1. Watch YouTube's best bits
Here are the 100 greatest hits of YouTube cut down to a mere four minutes. Who could forget the sneezing panda, the piano-playing cat stunts, Rick rollin' Astley, Christian the lion and the treadmill dance routine? Oh, it's like a mini episode of You've Been Framed on E-numbers. http://www.youtube.com/watch?v=BudhFVnN2o0
2. Buy a Sarah Palin Christmas snowflake ornament crystal
Our favourite website of the day has to be Regretsy where the worst arts and crafts known to man are showcased and (you lucky people) available for sale. Never knew you needed a cheese grater clock? A coat for your goat? Or an Obama toilet seat cover? WHAT is wrong with you? Grab your credit card and go ker-azy.
3. Forget 'Grazia', just call us 'Miss Chaps'
This week Alexandra Burke announced that, just like Beyoncé (AKA Sasha Fierce) and Natasha Khan (or Pearl), she too has a rock-star alter ego. Yep, when Alex performs she becomes... The Beast! (FYI: because 'I'm a monster! They're going to see me go wild on stage.'). Which clearly got us thinking, what would our mad rock-star name be? And, stone the crows, some sad sack out there has already created a website to tell us the answer: http://www.blogthings.com/whatsyourrockstarnamequiz/
4. Check out Levi Johnston (though eugh! not like that)
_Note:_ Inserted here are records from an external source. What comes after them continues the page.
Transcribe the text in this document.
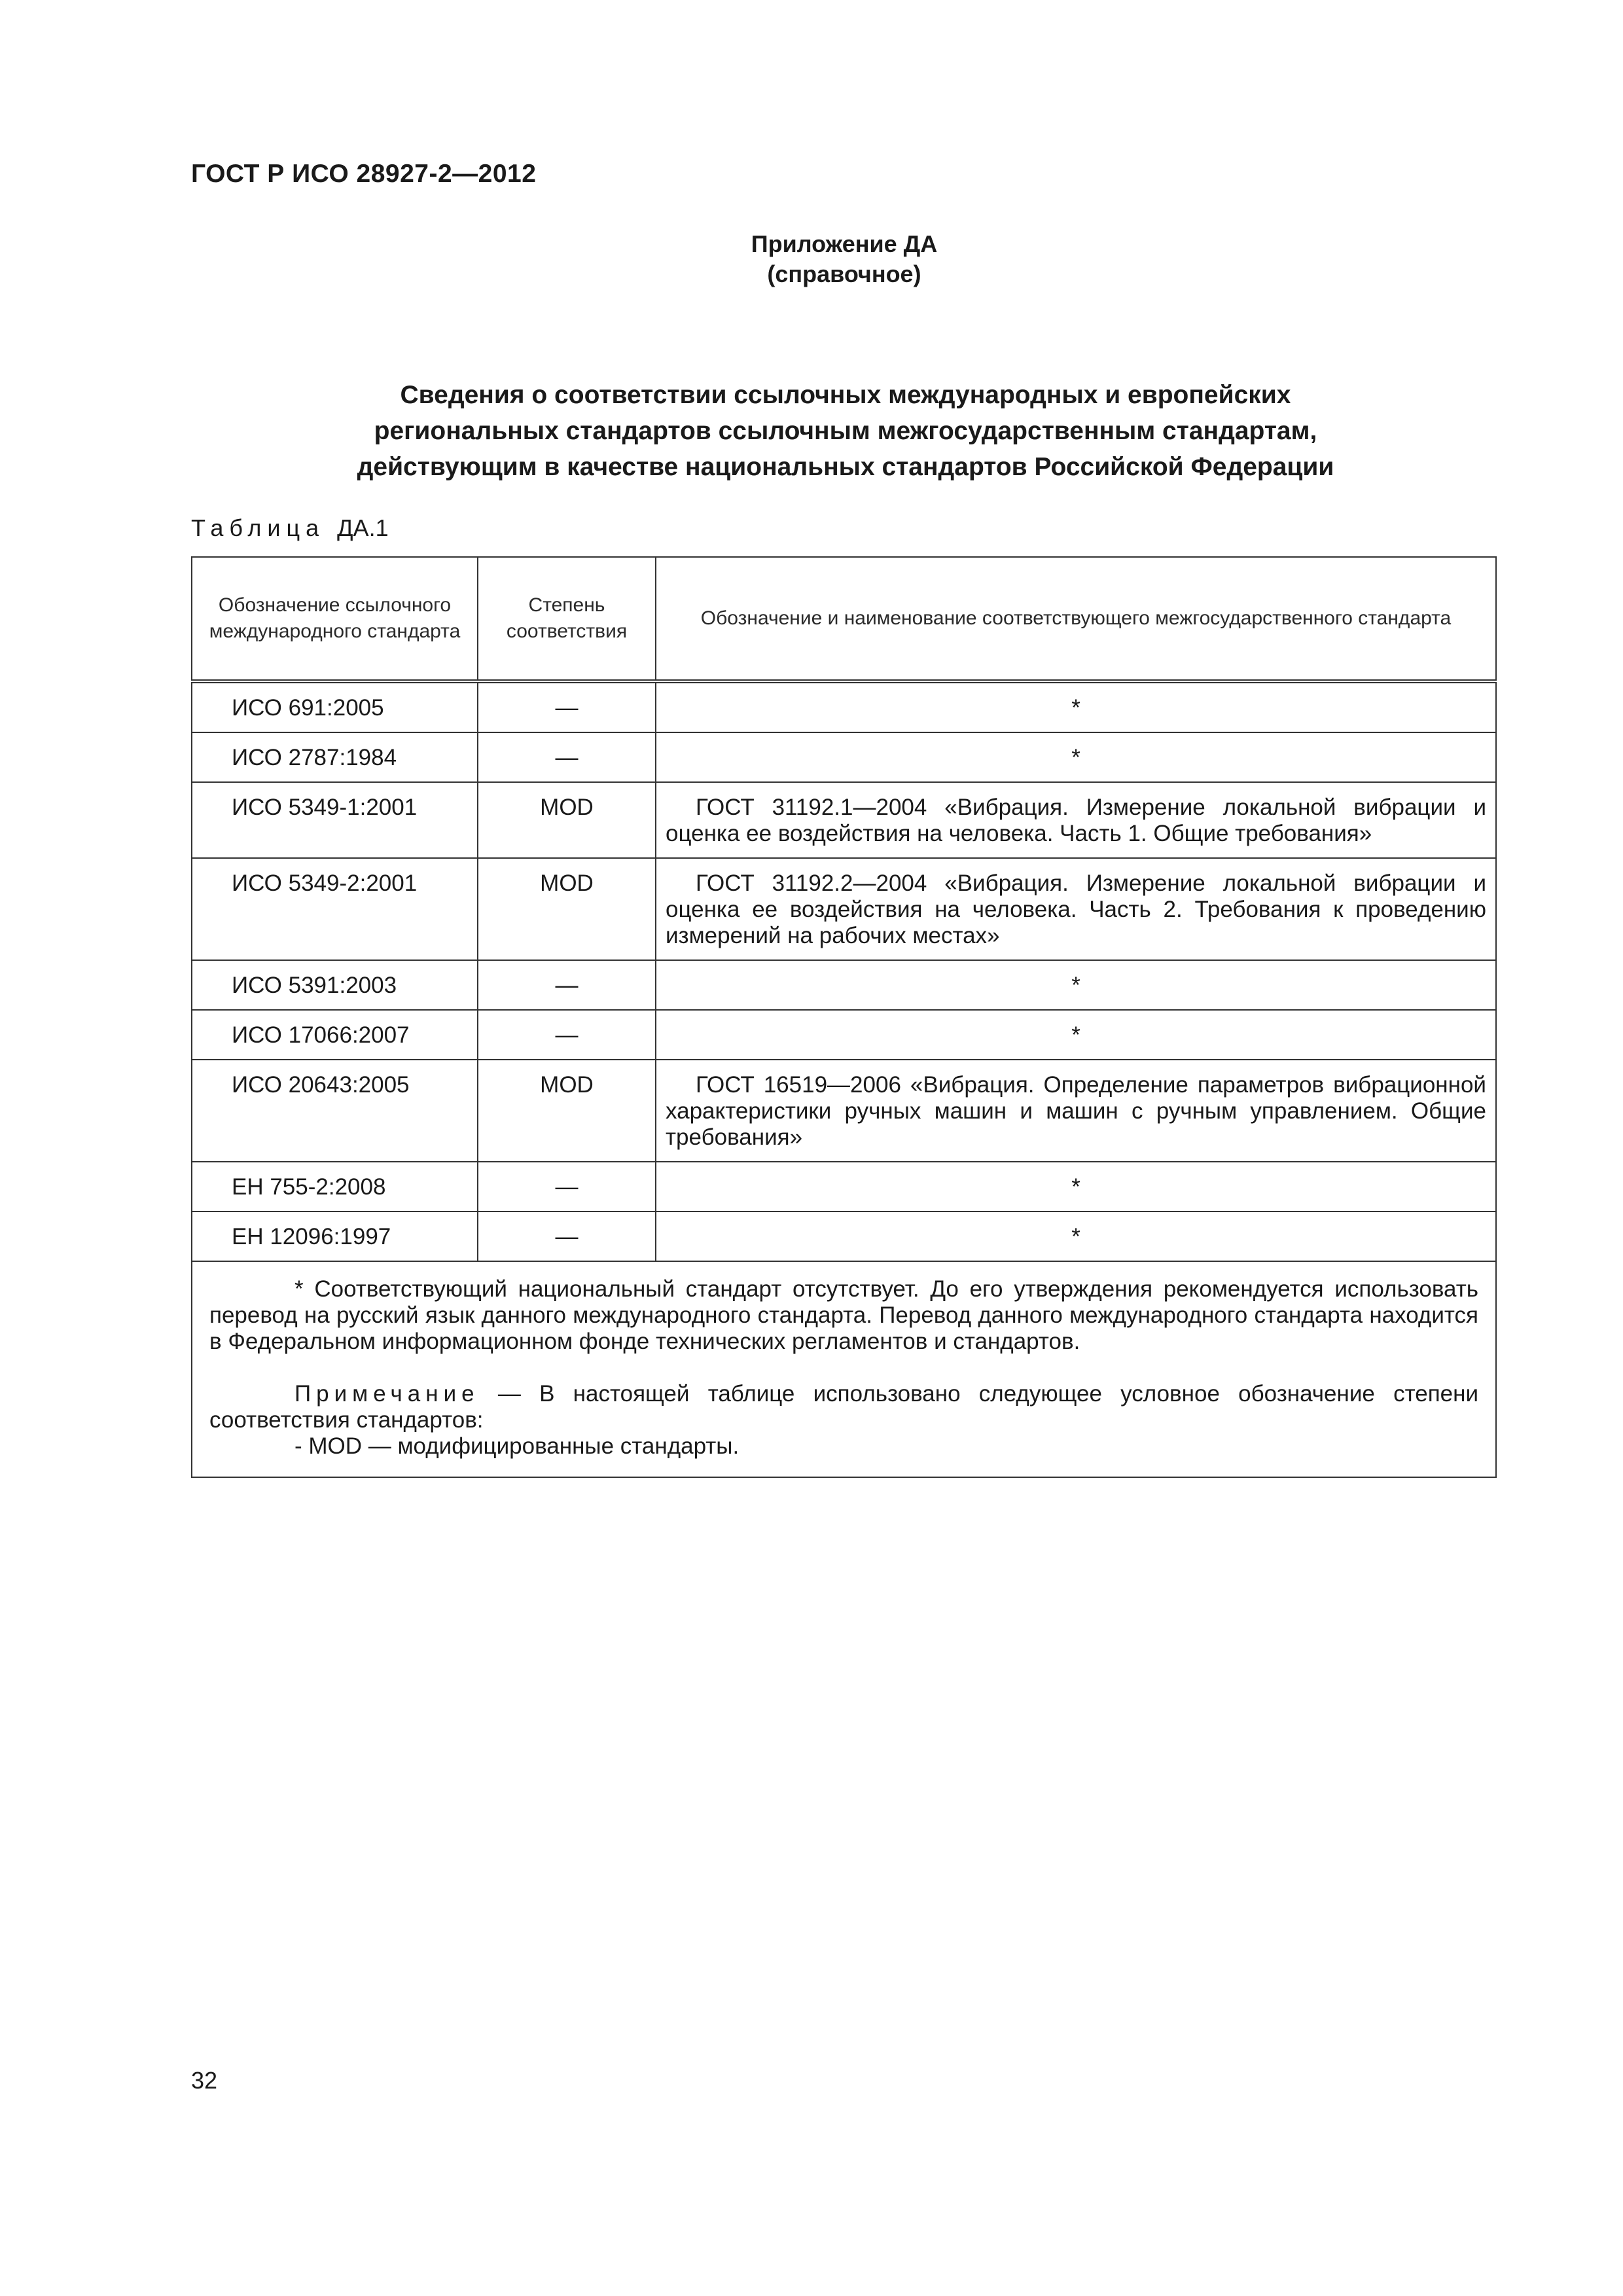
ГОСТ Р ИСО 28927-2—2012
Приложение ДА
(справочное)
Сведения о соответствии ссылочных международных и европейских
региональных стандартов ссылочным межгосударственным стандартам,
действующим в качестве национальных стандартов Российской Федерации
Таблица ДА.1
Обозначение ссылочного международного стандарта	Степень соответствия	Обозначение и наименование соответствующего межгосударственного стандарта
ИСО 691:2005	—	*
ИСО 2787:1984	—	*
ИСО 5349-1:2001	MOD	ГОСТ 31192.1—2004 «Вибрация. Измерение локальной вибрации и оценка ее воздействия на человека. Часть 1. Общие требования»
ИСО 5349-2:2001	MOD	ГОСТ 31192.2—2004 «Вибрация. Измерение локальной вибрации и оценка ее воздействия на человека. Часть 2. Требования к проведению измерений на рабочих местах»
ИСО 5391:2003	—	*
ИСО 17066:2007	—	*
ИСО 20643:2005	MOD	ГОСТ 16519—2006 «Вибрация. Определение параметров вибрационной характеристики ручных машин и машин с ручным управлением. Общие требования»
ЕН 755-2:2008	—	*
ЕН 12096:1997	—	*

* Соответствующий национальный стандарт отсутствует. До его утверждения рекомендуется использовать перевод на русский язык данного международного стандарта. Перевод данного международного стандарта находится в Федеральном информационном фонде технических регламентов и стандартов.

Примечание — В настоящей таблице использовано следующее условное обозначение степени соответствия стандартов:

- MOD — модифицированные стандарты.		

32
His interview in Vanity Fair is one of the magazine highlights of our year thus far. So we've been wondering... what is Levi, babydaddy of Sarah-Palin's-teenage-daughter-Bristol, going to do next? Playgirl. That's what. And here he is working out to make sure he looks his, well, best. After this pinnacle, surely a move to I'm A Celebrity... is a shoo in? We watch and wait.